The following are Appraisal Myths and Realities consumers should be aware of.
Myth #1: The homeowner pays for the appraisal and therefore, owns the appraisal.
Reality: If federal money is involved in the transaction – Fannie Mae, Freddie Mac, HUD, VA, or other programs, – then by federal banking regulations, the lender must be the client of the appraiser. The entity that orders the appraisal is the client, not the person delivering the appraisal fee for the client.
Myth #2: If a homeowner has an appraisal done with one lender, they should be able to use the same appraisal report with a different lender.

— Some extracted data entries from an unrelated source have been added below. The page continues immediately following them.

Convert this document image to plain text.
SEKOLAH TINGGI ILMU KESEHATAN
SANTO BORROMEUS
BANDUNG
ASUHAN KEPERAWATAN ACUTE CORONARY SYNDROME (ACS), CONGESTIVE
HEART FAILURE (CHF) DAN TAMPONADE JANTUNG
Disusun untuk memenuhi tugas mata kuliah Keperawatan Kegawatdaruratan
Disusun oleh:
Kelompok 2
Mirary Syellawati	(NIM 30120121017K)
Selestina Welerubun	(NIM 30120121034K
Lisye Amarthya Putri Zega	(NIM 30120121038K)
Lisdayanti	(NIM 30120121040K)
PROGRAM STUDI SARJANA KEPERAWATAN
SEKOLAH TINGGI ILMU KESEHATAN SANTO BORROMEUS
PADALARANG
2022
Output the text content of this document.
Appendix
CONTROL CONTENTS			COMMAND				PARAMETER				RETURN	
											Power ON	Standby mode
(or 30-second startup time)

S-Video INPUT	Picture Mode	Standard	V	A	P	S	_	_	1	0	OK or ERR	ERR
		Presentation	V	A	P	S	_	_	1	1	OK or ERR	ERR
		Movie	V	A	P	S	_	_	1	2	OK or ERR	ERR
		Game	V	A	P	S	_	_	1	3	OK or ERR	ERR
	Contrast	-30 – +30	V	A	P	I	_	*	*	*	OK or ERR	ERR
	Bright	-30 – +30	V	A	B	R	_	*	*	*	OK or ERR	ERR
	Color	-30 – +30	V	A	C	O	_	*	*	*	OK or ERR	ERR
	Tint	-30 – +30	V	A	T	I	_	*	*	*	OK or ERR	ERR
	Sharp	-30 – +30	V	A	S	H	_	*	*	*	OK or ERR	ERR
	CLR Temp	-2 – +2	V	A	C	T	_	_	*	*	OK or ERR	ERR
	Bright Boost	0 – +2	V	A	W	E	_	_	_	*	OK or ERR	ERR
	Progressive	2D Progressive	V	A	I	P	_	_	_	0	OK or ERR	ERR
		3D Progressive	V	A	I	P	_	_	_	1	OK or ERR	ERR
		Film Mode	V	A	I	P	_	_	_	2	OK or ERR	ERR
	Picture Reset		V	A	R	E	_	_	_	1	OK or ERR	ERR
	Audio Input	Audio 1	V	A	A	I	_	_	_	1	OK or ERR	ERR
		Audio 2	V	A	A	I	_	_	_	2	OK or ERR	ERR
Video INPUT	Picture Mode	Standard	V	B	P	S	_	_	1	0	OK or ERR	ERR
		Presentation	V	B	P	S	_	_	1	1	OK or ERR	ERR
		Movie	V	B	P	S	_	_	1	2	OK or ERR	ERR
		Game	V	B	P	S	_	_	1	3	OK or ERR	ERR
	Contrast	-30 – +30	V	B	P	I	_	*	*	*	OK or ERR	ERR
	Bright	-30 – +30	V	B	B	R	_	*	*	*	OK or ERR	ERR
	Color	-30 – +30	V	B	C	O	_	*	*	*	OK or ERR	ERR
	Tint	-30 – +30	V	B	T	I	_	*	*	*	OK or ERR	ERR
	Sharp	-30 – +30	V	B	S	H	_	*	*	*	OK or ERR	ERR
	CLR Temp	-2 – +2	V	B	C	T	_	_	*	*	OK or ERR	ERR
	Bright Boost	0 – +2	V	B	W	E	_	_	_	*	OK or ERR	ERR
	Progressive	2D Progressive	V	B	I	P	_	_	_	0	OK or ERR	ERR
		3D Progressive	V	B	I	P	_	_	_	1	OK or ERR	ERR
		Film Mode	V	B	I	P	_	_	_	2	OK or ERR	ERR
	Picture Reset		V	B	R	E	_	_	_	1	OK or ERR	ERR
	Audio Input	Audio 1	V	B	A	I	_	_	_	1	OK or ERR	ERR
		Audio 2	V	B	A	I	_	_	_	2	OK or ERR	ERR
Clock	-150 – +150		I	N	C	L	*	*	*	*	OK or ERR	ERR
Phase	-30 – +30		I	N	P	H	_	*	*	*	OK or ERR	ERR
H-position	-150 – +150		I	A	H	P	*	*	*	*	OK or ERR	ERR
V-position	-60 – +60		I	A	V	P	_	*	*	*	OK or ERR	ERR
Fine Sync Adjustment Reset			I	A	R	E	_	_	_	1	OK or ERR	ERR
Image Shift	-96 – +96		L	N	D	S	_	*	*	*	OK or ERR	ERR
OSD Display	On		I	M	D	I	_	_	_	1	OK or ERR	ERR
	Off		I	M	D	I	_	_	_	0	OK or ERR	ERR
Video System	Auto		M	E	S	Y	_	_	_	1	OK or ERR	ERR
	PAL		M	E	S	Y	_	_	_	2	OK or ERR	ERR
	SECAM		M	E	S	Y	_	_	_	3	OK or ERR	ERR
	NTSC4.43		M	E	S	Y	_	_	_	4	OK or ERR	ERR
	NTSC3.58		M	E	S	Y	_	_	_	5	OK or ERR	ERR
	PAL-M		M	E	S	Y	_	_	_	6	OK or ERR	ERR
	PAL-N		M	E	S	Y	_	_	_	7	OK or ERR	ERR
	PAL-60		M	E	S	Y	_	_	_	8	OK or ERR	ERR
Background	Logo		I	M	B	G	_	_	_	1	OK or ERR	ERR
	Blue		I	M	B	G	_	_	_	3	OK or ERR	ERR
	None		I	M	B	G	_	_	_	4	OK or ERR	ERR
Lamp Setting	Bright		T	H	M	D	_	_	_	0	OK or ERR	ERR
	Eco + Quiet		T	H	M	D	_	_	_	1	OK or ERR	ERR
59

Reality: Other lenders cannot use the report for lending purposes until they establish the client/appraiser relationship. The appraiser will need to get permission (a release) from the original client and any/all subsequent clients before reappraising the property for the new lender. In addition, if the effective date of the appraisal has changed, the appraiser must research any new market conditions and update the existing appraisal report, which could mean drafting an entirely new appraisal.
Myth #3: The homeowner put $10,000 in improvements into the home so the appraisal should be at least $10,000 higher.
Reality: Example: If you could buy a box of Tide for $100 or buy a box of Tide for $10, which would you buy? This is the same logic that can be applied in the marketplace. When two homes in the same neighborhood are for sale and one under duress is selling for considerably less, the home that is listed higher is now overpriced for the market. Once the house under duress sells at the lower price, the now becomes the market value for competing homes in the area. Remember, appraisers use the principle of substitution by determining what other homes in the market area can be purchased for the same price.
Myth #4: The licensing of an appraiser ensures his or her competency.
Reality: Licensing does not necessarily ensure the competency of an appraiser. The Fannie Mar and Freddie Mac Selling Guides require lenders to review the appraiser’s education and experience.
Myth #5: Communication between an appraiser and a real estate agent is prohibited.
Realty: Absolutely not. The appraiser cannot talk about value of the property. However, they can obtain factual information about the property from the real estate agent.